Coach broke it up but not before he got his terrible point across to me over and over again. I would feel his point for days to come.
Soon another clandestine meeting but this one with slaps on my back and encouragement. Why did you stop? Why didn’t you keep hitting him? That was great! Troy you had him!
I wondered if they saw the same fight I had just been in. “You told me wrong!” I said through tears. One of the coaches looked at another and then my History teacher said, “Your right. Don’t hit him in the nose, next time run up and hit him in the back of the head with a stick or a pipe or something.”
That’s when I knew these guys were crazy. I also knew there would be meeting after meeting until I had defeated this brute. Things have changed since the late seventies.

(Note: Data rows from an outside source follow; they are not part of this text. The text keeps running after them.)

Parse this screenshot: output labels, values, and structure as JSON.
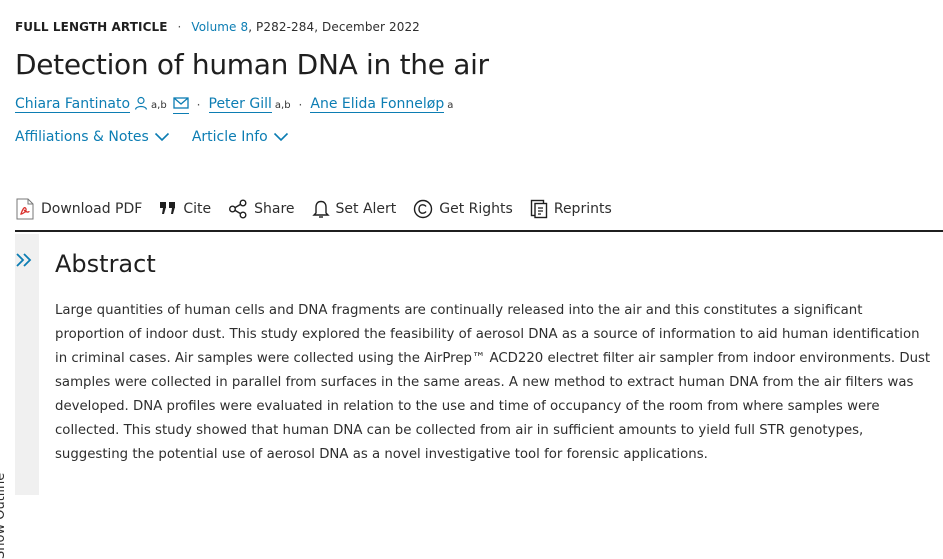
{
  "article": {
    "type": "FULL LENGTH ARTICLE",
    "volume": "Volume 8",
    "pages_date": ", P282-284, December 2022",
    "title": "Detection of human DNA in the air"
  },
  "authors": [
    {
      "name": "Chiara Fantinato",
      "sup": "a,b"
    },
    {
      "name": "Peter Gill",
      "sup": "a,b"
    },
    {
      "name": "Ane Elida Fonneløp",
      "sup": "a"
    }
  ],
  "links": {
    "affiliations": "Affiliations & Notes",
    "article_info": "Article Info"
  },
  "toolbar": {
    "download_pdf": "Download PDF",
    "cite": "Cite",
    "share": "Share",
    "set_alert": "Set Alert",
    "get_rights": "Get Rights",
    "reprints": "Reprints"
  },
  "sidebar": {
    "show_outline": "Show Outline"
  },
  "abstract": {
    "heading": "Abstract",
    "text": "Large quantities of human cells and DNA fragments are continually released into the air and this constitutes a significant proportion of indoor dust. This study explored the feasibility of aerosol DNA as a source of information to aid human identification in criminal cases. Air samples were collected using the AirPrep™ ACD220 electret filter air sampler from indoor environments. Dust samples were collected in parallel from surfaces in the same areas. A new method to extract human DNA from the air filters was developed. DNA profiles were evaluated in relation to the use and time of occupancy of the room from where samples were collected. This study showed that human DNA can be collected from air in sufficient amounts to yield full STR genotypes, suggesting the potential use of aerosol DNA as a novel investigative tool for forensic applications."
  },
  "colors": {
    "link": "#0c7db3",
    "text": "#2e2e2e",
    "pdf_red": "#d9302c",
    "sidebar_bg": "#f0f0f0"
  }
}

I don’t want to go into details but the bottom line is by the end of the year I was holding my own and the middle school monster was finally thrown out. I didn’t just grow in stature; I grew in confidence through every terrible battle. No longer afraid of being beat up, the bully didn’t want to mess with me. My resistance discouraged him.
Fast Forward
Eighth grade was a long time ago for me but I carry something with me today from that season of my life. It’s about being a warrior. Not that I am one. If I got in a fight today I would have to win in the first five seconds because around the 6th, I’m having an asthma attack.
I learned you don’t become a warrior through one victorious battle; sometimes you become a warrior through a long succession of defeats. It’s all about getting back up and going after victory again and again. If you do that, you discourage the enemy.
Victory grows with momentum. It’s expediential. The Bible calls that faithfulness and faithfulness is all about persistence.
Now as a Christian and 28 years later I don’t fight class bullies anymore. I’ve got a full time knock-down-drag-out going on between my own two ears. I battle darkness with light, lies with truth and overcome evil with God’s goodness. I’m not worried about going to Heaven since Christ fought that battle for me. Basically, I’m all about Heaven invading this earth. If God can do that in me then He can do that through me.
Hold Fast
You might have a history of messy ugliness, but God offers progression though every battle until that enemy is finally off of your radar. I love being a Christian. God doesn’t measure success through every immediate implication but rather through the ultimate outcome.
I lost most of my battles to the middle school monster but ultimately won the war. Sometimes your greatest show of force is to remain in the fight. As a Christian I adopt the attitude of its ok to have lost certain battles in light of the ultimate outcome.
Your persistence and faithfulness to stay in the good fight of faith discourages the discourager. You’re not messed up; you are simply on your way to being a warrior.
James 4:7
Submit yourselves, then, to God. Resist the devil, and he will flee from you.